Всю свою жизнь сэр Роберт продвигал имперские интересы викторианской Англии по всему миру и делал это настолько искусно, что за эти годы в Европе не произошло ни одного серьезного международного конфликта. Неоднократные столкновения с Францией, Германией, Россией так и не вылились при Солсбери в вооруженное противостояние… Пока. Потому что последний год кабинет министров Британии не создавал обстоятельства непреодолимой силы для других мировых держав, а сам судорожно пытался реагировать на ускоряющийся поток событий, становящихся все более опасными и менее управляемыми.

– Говорите проще, Роберт, – прервал король длинный спич своего премьера. – Общественность не поймет, если мы начнем какие-либо переговоры с Петербургом, кроме как о безоговорочной капитуляции русских. Так?

– Так, ваше величество, – выдохнул Солсбери. – Консультации с ведущими политическими и общественными организациями не радуют разнообразием, общественность уверена, что против нашей страны уже ведутся военные действия, и ждет решительных ответных шагов.
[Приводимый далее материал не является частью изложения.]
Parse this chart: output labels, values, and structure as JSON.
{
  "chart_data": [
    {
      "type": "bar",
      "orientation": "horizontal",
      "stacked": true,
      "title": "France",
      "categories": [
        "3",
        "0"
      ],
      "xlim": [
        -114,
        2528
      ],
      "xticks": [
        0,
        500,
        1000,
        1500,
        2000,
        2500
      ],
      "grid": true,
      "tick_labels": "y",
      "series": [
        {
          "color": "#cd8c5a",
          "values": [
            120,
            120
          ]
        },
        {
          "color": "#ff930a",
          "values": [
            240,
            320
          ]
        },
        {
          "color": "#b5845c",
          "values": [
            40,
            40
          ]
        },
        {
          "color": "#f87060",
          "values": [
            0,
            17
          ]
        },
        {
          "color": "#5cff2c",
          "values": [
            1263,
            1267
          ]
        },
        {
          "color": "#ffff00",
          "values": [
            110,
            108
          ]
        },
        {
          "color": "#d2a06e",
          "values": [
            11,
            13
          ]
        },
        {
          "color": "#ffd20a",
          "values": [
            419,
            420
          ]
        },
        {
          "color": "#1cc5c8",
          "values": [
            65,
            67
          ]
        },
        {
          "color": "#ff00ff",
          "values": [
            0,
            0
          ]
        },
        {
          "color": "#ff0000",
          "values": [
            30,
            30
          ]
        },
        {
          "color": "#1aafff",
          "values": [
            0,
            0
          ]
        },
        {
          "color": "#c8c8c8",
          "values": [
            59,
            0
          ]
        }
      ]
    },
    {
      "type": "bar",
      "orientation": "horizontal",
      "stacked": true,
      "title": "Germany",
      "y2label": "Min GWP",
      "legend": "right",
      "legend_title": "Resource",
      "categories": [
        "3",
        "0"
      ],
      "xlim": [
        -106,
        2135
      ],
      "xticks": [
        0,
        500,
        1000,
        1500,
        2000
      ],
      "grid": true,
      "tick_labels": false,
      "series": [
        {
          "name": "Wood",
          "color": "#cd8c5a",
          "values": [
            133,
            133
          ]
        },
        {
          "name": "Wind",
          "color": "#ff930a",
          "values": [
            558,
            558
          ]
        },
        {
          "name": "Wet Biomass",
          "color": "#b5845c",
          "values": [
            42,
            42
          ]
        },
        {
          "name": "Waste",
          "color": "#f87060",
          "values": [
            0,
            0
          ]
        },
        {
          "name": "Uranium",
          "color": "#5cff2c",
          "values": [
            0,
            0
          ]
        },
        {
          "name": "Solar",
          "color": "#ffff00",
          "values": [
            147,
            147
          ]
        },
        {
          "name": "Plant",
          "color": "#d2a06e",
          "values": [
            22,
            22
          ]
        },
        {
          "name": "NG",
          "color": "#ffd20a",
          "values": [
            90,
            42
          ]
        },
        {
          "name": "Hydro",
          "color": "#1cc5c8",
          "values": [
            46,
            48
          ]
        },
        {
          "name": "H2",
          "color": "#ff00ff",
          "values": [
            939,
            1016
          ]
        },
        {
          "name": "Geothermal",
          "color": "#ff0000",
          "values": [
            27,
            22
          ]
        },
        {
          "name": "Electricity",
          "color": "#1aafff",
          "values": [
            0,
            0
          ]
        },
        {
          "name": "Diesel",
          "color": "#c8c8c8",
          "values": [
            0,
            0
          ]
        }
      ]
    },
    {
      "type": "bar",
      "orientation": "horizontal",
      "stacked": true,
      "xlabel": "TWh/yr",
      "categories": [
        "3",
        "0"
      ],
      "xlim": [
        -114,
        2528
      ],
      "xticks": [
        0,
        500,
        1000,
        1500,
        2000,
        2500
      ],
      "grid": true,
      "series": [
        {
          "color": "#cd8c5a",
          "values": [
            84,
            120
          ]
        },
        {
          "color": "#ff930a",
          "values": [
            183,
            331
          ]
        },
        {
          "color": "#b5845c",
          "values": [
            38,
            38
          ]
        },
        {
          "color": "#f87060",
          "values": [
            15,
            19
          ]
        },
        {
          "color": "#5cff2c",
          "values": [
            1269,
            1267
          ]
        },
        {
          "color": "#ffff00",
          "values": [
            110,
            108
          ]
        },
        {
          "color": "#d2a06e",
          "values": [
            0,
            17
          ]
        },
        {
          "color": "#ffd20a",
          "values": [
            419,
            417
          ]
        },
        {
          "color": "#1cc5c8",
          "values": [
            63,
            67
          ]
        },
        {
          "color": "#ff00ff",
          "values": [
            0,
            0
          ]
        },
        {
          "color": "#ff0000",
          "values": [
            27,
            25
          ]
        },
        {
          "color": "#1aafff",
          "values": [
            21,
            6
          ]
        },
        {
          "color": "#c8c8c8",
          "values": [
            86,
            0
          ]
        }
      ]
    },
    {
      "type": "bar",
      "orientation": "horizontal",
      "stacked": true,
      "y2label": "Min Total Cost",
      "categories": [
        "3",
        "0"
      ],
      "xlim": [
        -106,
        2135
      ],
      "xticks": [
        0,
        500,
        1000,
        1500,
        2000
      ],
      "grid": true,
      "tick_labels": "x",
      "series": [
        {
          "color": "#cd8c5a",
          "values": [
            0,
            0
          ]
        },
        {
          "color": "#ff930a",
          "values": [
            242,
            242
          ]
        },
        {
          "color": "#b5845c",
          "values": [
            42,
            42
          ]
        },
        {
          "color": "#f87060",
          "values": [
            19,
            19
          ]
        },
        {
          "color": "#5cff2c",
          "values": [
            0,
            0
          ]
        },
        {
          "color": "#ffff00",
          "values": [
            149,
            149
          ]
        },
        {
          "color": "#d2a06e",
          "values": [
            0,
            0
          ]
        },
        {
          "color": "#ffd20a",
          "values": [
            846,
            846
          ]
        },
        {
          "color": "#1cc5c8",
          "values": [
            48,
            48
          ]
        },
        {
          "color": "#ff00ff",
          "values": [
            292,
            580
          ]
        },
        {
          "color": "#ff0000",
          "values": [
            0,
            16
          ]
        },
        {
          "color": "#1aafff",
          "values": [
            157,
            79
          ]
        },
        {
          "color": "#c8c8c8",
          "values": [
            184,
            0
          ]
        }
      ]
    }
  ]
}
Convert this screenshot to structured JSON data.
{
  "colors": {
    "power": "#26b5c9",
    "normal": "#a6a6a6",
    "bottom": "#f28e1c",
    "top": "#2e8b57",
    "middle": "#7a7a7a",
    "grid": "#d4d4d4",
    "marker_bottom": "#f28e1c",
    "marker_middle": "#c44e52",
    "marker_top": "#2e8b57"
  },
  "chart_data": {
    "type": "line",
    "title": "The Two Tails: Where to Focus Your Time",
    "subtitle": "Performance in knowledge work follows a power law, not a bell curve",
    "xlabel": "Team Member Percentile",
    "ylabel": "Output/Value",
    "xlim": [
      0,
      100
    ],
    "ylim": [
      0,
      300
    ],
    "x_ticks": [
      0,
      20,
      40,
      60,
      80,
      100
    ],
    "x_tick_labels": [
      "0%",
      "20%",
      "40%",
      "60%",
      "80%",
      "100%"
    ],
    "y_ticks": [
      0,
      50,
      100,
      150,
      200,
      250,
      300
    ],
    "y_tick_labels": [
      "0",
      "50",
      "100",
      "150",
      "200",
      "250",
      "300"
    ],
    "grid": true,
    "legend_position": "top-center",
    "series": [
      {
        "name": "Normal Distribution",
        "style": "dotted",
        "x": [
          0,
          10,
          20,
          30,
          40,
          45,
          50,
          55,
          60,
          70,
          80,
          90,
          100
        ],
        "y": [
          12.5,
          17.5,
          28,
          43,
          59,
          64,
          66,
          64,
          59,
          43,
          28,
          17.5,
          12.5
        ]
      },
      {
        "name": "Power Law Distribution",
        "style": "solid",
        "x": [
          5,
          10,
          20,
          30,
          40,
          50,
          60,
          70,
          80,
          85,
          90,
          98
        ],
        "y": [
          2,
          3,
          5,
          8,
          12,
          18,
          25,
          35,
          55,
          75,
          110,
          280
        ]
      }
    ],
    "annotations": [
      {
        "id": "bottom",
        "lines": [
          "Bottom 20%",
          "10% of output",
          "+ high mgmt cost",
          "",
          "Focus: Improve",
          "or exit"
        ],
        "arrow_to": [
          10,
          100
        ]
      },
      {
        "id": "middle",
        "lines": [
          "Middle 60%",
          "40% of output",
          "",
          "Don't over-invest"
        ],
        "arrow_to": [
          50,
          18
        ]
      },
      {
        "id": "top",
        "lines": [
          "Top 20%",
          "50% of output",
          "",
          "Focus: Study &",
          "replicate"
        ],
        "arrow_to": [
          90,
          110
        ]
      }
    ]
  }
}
Газеты так оформили и подали последние новости, что не оставили нам никакого пространства для политического маневра.

– И если я попытаюсь как-то договориться с моим племянником Никки, меня заклеймят позором, – продолжил мысль премьера король.

– В Трансваале работает военный корреспондент, некто Черчилль, так вот он написал: «Если страна, выбирая между войной и позором, выбирает позор, она получает и войну, и позор…»

– Неплохо сказано, – кивнул король. – Присмотритесь к этому корреспонденту, из него определенно может выйти толк…

Эдуард VII поморщился, тяжело поднялся, опершись о ручку кресла, медленно, приволакивая ногу, подошел к высокому окну и задумчиво посмотрел на Кенсингтонский парк с широким, в три кареты променадом.

– Вы же знаете, Роберт, как я ненавижу идти туда, куда меня подталкивают, – произнес он настолько тихо, что Солсбери больше догадался, чем услышал слова короля.

– Ваше величество, адмиралтейство предлагает ограничиться показательной поркой вашего нерадивого племянника, быстро и безжалостно разгромив одновременно русский флот на Балтике, Черном и Персидском морях… Тихий океан мы оставляем пока японцам. Первый морской лорд уверен, что этого будет достаточно, чтобы Николай II запросил пощады…

– Мне кажется, Роберт, вы забываете, что моему племяннику только тридцать три, а его премьеру Столыпину – всего сорок. В этом возрасте не очень-то слушаешь старших, даже если они правы и демонстрируют убийственные в своей доходчивости аргументы… Что мы будем делать, если акций устрашения на море окажется недостаточно?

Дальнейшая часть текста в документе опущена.